UXBRIDGE– Most professional hockey players who grew up in Canada can reflect back on their junior career and come up with a story or two about time spent in the Canadian Hockey League.
It is, after all, the most common path to professional hockey for a 16 year old.
But Toronto Maple Leafs prospect Will Acton took a different route; one that all began with a season of Central League Junior “C” hockey as a member of the Uxbridge Bruins.
Born in Minnesota, Acton moved around for the early part of his life, following his father Keith’s hockey career, until finally landing permanently in Stouffville at the age of 13.
After some minor hockey with his local Stouffville club, Acton looked at furthering his hockey development and turned to the OJHL Junior “A” level. Unfortunately, at that point in his career he wasn’t ready for the jump but that turned out to be just fine for the 16 year old high school student.
“The fall going into grade 11 was a little crazy. I was trying out for the Stouffville Spirit and Markham Waxers and I got cut from both of them pretty late and then just like that I didn’t have a team. The season was starting that weekend and I didn’t have a spot anywhere and I was really fortunate that the Uxbridge Bruins gave me a chance. It ended up being one of my fondest years playing hockey. It was a lot of fun”
While most players his age with aspirations of pro hockey were playing a much higher level than Central Ontario Junior “C”, the now 24 year old was happy the way his junior career started out and it was easy for him to embrace playing for Uxbridge.
“I found out quickly how great of a town it is and the type of people that are always there. Playing junior hockey there was great. I found out how to hang out with the boys all the time and when I look back I’m really glad it worked out the way it did. I learned a lot about junior hockey.”
It was the 2003-04 season that Acton donned the black and yellow. And before ever playing a game he had already been told what to expect; he just didn’t know what he would learn.
“I remember when I went there; people familiar with the league from previous seasons knew it as the zoo at one point. I remember seeing things in Junior C that if people saw it on Sports Centre today they would go insane. You learn if you’re going to run your mouth and run guys and be a dirty player you were going to have to answer it. It taught me respect.”
He remembers his first goal, first game, team functions run by the veterans and carpooling to the Uxbridge arena for Friday night games but it was how his season unfolded that he remembers most.
“I remember the last game we played. We were down to Lakefield three nothing in the series and we had a special guest speech and it motivated us and we won three games in a row and tied the series at three. Then we went to Lakefield for game seven and we went double overtime and we ended up losing. It was really a heart break and it was an experience where at the end of the season you’re very close as a group and with one goal it’s over and everyone headed their separate ways”
Acton’s separate way took him to the OJHL Junior “A” for the next three seasons where he played for the Stouffville Spirit. Then as a 19 year old he headed to Michigan to play University hockey. Four years in University not only earned Acton a degree in Finance and Economics but also kept his opportunity of pro hockey alive as he continued to use what he had been taught during his time in Uxbridge.

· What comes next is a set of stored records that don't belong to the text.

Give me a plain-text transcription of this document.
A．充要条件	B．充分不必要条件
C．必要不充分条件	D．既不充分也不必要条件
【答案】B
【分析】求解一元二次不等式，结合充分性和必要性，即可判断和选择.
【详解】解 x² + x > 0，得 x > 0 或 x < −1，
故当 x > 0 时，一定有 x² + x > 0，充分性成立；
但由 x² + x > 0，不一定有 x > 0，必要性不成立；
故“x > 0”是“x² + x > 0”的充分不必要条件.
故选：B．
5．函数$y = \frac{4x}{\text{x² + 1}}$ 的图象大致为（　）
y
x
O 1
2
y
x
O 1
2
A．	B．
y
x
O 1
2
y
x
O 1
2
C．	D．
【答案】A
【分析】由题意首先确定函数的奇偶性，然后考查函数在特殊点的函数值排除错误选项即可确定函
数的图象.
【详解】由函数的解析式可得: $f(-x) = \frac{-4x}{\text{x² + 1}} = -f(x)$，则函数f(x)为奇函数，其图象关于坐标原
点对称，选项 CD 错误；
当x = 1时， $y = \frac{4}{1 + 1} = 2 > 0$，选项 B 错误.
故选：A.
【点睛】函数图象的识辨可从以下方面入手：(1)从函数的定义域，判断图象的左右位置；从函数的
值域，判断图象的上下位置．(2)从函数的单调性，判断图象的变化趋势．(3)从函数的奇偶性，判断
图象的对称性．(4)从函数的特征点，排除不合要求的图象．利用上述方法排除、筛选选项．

“I went to Lake Superior State after junior. That was a great experience. Going there I used a lot of what I learned with the Bruins. Uxbridge was great for me because it taught me the growing process of hockey and making goals. I’ve used it at all three levels of hockey and I plan to keep using it.”
By his final year at LSSU, he had won Most Improved Player Award twice and caught the eye of Toronto Maple Leafs management; which earned some playing time with their development team the Toronto Marlies.
Now signed to the Marlies, it looks like Acton will be starting the 2011/12 season as a member of the American Hockey League; a league one step below the big show. His road to a pro career took more time than some but it isn’t a path he would change. In fact, a season of Junior C with the Bruins to start his junior career is something he feels assisted in making him the Leaf prospect he is today.
“Playing in Uxbridge was an experience that comes back to where I am today with the Toronto Marlies.”